È una parodia estrema, ma tremendamente efficace, di ciò che accade in alcune aziende: ruoli formalmente riconosciuti nell’ambito di organigramma e gerarchie che, nei fatti, non godono di stima né di vera fiducia.

Autorevolezza, fiducia e stima non si maturano con una semplice mostrina: si conquistano sul campo, giorno dopo giorno. Ed è qui che emerge la differenza tra manager e leader.

Il primo spinge, controlla, gestisce; il secondo guida, ispira, trascina.

Il manager gestisce il "come" (manu-ager, gestire con la mano), mentre il leader indica la direzione ("tirare" verso una meta) cercando di valorizzare le persone e creando slancio e coinvolgimento nell’esecuzione dei propri compiti.

Checco, nel suo mobilificio, non è né l’uno né l’altro. È semplicemente “arrivato” senza essere mai partito.

ANDARE FINO IN FONDO

Fin dalle prime battute, Zalone mette in evidenza quello che considera uno dei suoi maggiori pregi: la costanza. Un’affermazione paradossale, se rapportata al personaggio, ma estremamente vera sul piano valoriale specie in quest’epoca di esagerata fluidità tendente verso la vaporizzazione.

La costanza è una qualità decisiva in molti ambiti: nello studio, nello sport, nel lavoro, nelle relazioni, e certamente anche in ambito aziendale. Ma la costanza presuppone e richiede un altro elemento fondamentale: la presenza.

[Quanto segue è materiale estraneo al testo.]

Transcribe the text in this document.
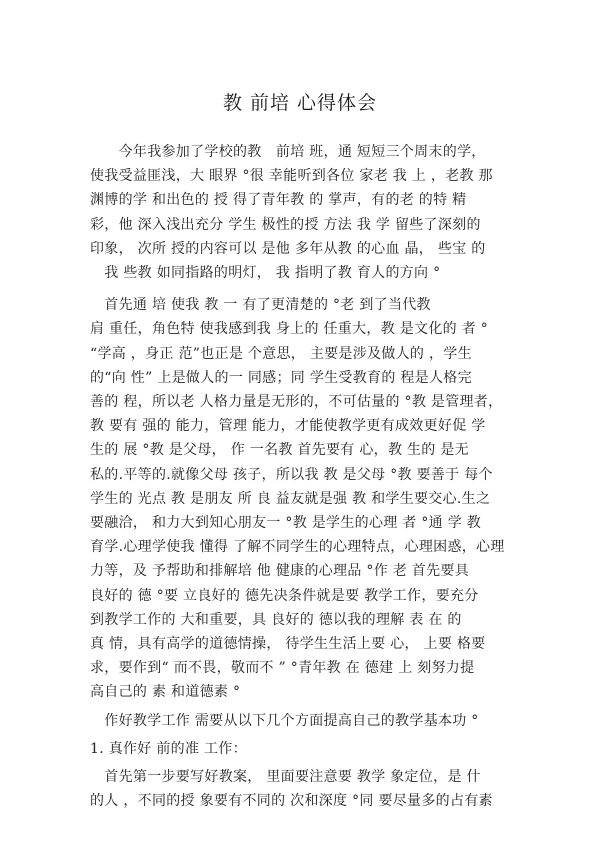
教 前培 心得体会
　　今年我参加了学校的教　前培 班，通 短短三个周末的学，
使我受益匪浅，大 眼界 °很 幸能听到各位 家老 我 上 ，老教 那
渊博的学 和出色的 授 得了青年教 的 掌声，有的老 的特 精
彩，他 深入浅出充分 学生 极性的授 方法 我 学 留些了深刻的
印象， 次所 授的内容可以 是他 多年从教 的心血 晶， 些宝 的
　我 些教 如同指路的明灯， 我 指明了教 育人的方向 °
　首先通 培 使我 教 一 有了更清楚的 °老 到了当代教
肩 重任，角色特 使我感到我 身上的 任重大，教 是文化的 者 °
“学高 ，身正 范”也正是 个意思， 主要是涉及做人的 ，学生
的“向 性” 上是做人的一 同感；同 学生受教育的 程是人格完
善的 程，所以老 人格力量是无形的，不可估量的 °教 是管理者，
教 要有 强的 能力，管理 能力，才能使教学更有成效更好促 学
生的 展 °教 是父母， 作 一名教 首先要有 心，教 生的 是无
私的.平等的.就像父母 孩子，所以我 教 是父母 °教 要善于 每个
学生的 光点 教 是朋友 所 良 益友就是强 教 和学生要交心.生之
要融洽， 和力大到知心朋友一 °教 是学生的心理 者 °通 学 教
育学.心理学使我 懂得 了解不同学生的心理特点，心理困惑，心理
力等，及 予帮助和排解培 他 健康的心理品 °作 老 首先要具
良好的 德 °要 立良好的 德先决条件就是要 教学工作，要充分
到教学工作的 大和重要，具 良好的 德以我的理解 表 在 的
真 情，具有高学的道德情操， 待学生生活上要 心， 上要 格要
求，要作到“ 而不畏，敬而不 ” °青年教 在 德建 上 刻努力提
高自己的 素 和道德素 °
　作好教学工作 需要从以下几个方面提高自己的教学基本功 °
1. 真作好 前的准 工作：
　首先第一步要写好教案， 里面要注意要 教学 象定位，是 什
的人 ，不同的授 象要有不同的 次和深度 °同 要尽量多的占有素
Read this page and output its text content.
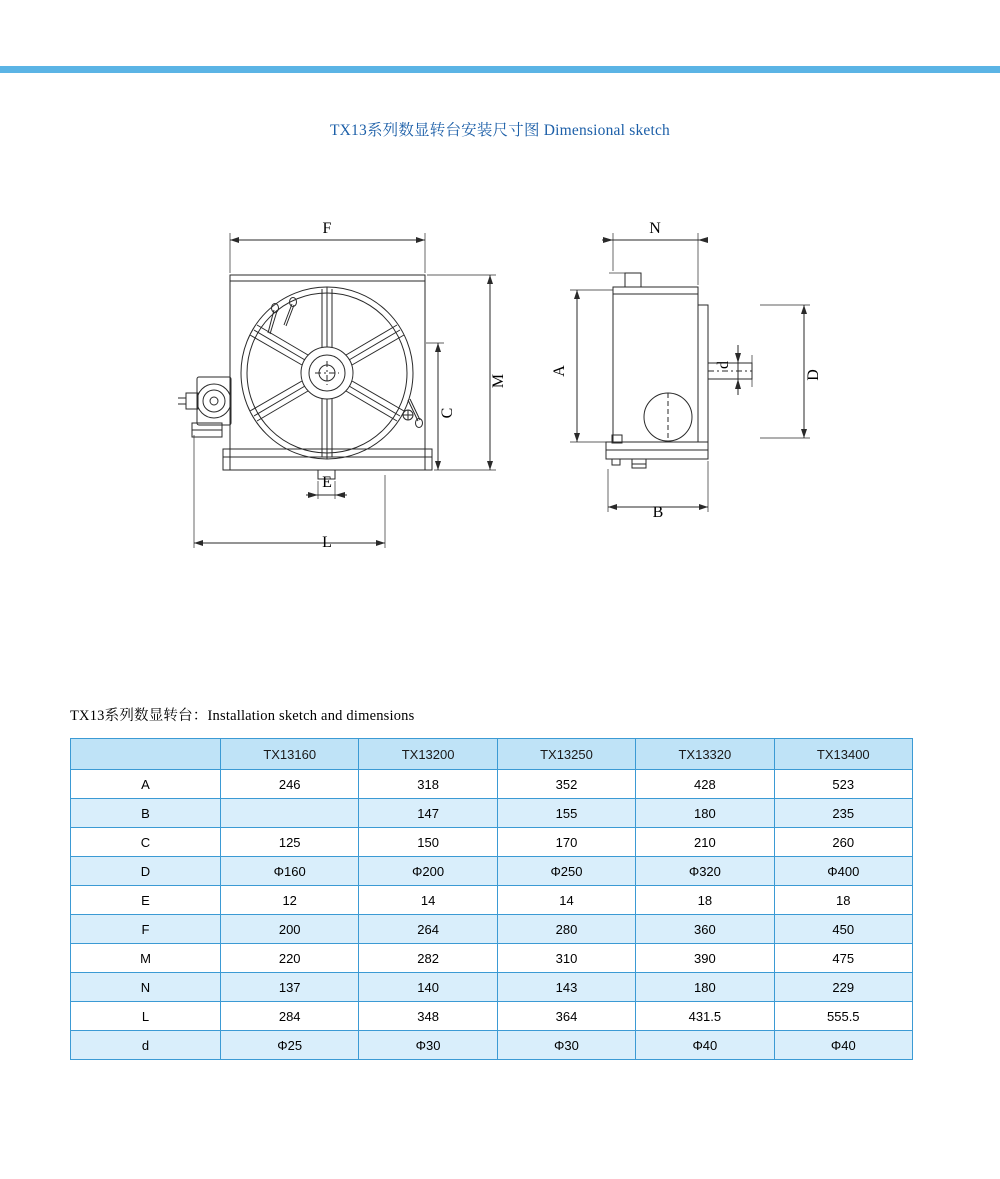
TX13系列数显转台安装尺寸图 Dimensional sketch
F
L
E
M
C
N
B
A	D
d
TX13系列数显转台：Installation sketch and dimensions
	TX13160	TX13200	TX13250	TX13320	TX13400
A	246	318	352	428	523
B		147	155	180	235
C	125	150	170	210	260
D	Φ160	Φ200	Φ250	Φ320	Φ400
E	12	14	14	18	18
F	200	264	280	360	450
M	220	282	310	390	475
N	137	140	143	180	229
L	284	348	364	431.5	555.5
d	Φ25	Φ30	Φ30	Φ40	Φ40
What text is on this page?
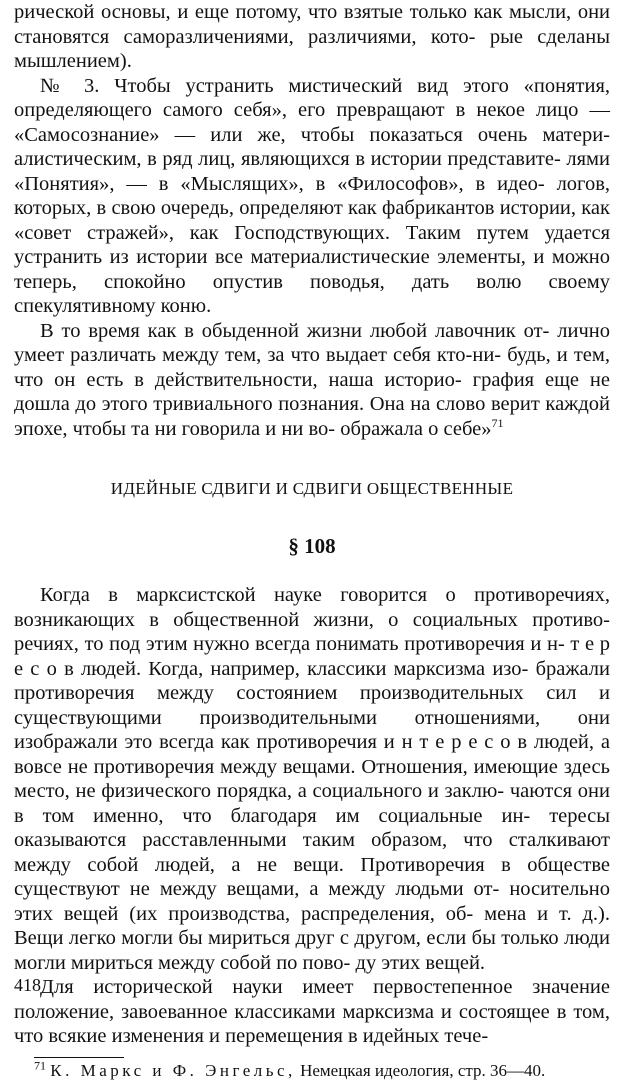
рической основы, и еще потому, что взятые только как мысли, они становятся саморазличениями, различиями, кото- рые сделаны мышлением).

№ 3. Чтобы устранить мистический вид этого «понятия, определяющего самого себя», его превращают в некое лицо — «Самосознание» — или же, чтобы показаться очень матери- алистическим, в ряд лиц, являющихся в истории представите- лями «Понятия», — в «Мыслящих», в «Философов», в идео- логов, которых, в свою очередь, определяют как фабрикантов истории, как «совет стражей», как Господствующих. Таким путем удается устранить из истории все материалистические элементы, и можно теперь, спокойно опустив поводья, дать волю своему спекулятивному коню.

В то время как в обыденной жизни любой лавочник от- лично умеет различать между тем, за что выдает себя кто-ни- будь, и тем, что он есть в действительности, наша историо- графия еще не дошла до этого тривиального познания. Она на слово верит каждой эпохе, чтобы та ни говорила и ни во- ображала о себе»$^{71}$

ИДЕЙНЫЕ СДВИГИ И СДВИГИ ОБЩЕСТВЕННЫЕ
§ 108

Когда в марксистской науке говорится о противоречиях, возникающих в общественной жизни, о социальных противо- речиях, то под этим нужно всегда понимать противоречия и н- т е р е с о в людей. Когда, например, классики марксизма изо- бражали противоречия между состоянием производительных сил и существующими производительными отношениями, они изображали это всегда как противоречия и н т е р е с о в людей, а вовсе не противоречия между вещами. Отношения, имеющие здесь место, не физического порядка, а социального и заклю- чаются они в том именно, что благодаря им социальные ин- тересы оказываются расставленными таким образом, что сталкивают между собой людей, а не вещи. Противоречия в обществе существуют не между вещами, а между людьми от- носительно этих вещей (их производства, распределения, об- мена и т. д.). Вещи легко могли бы мириться друг с другом, если бы только люди могли мириться между собой по пово- ду этих вещей.

Для исторической науки имеет первостепенное значение положение, завоеванное классиками марксизма и состоящее в том, что всякие изменения и перемещения в идейных тече-

$^{71}$ К. Маркс и Ф. Энгельс, Немецкая идеология, стр. 36—40.
418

Presenza fisica e mentale.

Presenza che impegna contemporaneamente spazio e tempo.

Anche il semplice gesto di alzare la serranda ogni mattina e accendere le luci della bottega lancia segnali fortissimi, dentro e fuori di noi. All’interno rafforza l’autostima; all’esterno alimenta relazioni, fiducia, continuità.

Zalone recupera il rapporto con la figlia semplicemente standole vicino. Si scoprono e imparano a conoscersi condividendo la fatica, sostenendosi a vicenda, vivendo insieme il cammino. Ed è proprio questa presenza costante che consolida nel tempo non solo i rapporti umani, ma anche quelli economici e professionali.

La costanza significa anche continuare quando i risultati tardano ad arrivare, quando emergono difficoltà, delusioni e magari anche qualche frustrazione. Non vuol dire non cambiare strada, ma adattarsi senza fermarsi.

Fare un passo dopo l’altro.

Quello che all’inizio richiede sforzo e impegno, con il tempo diventa più semplice e naturale. E il cammino, forse, non porterà solo a Santiago, ma permetterà qualche volta di andare anche oltre. Fino a intravedere l’oceano.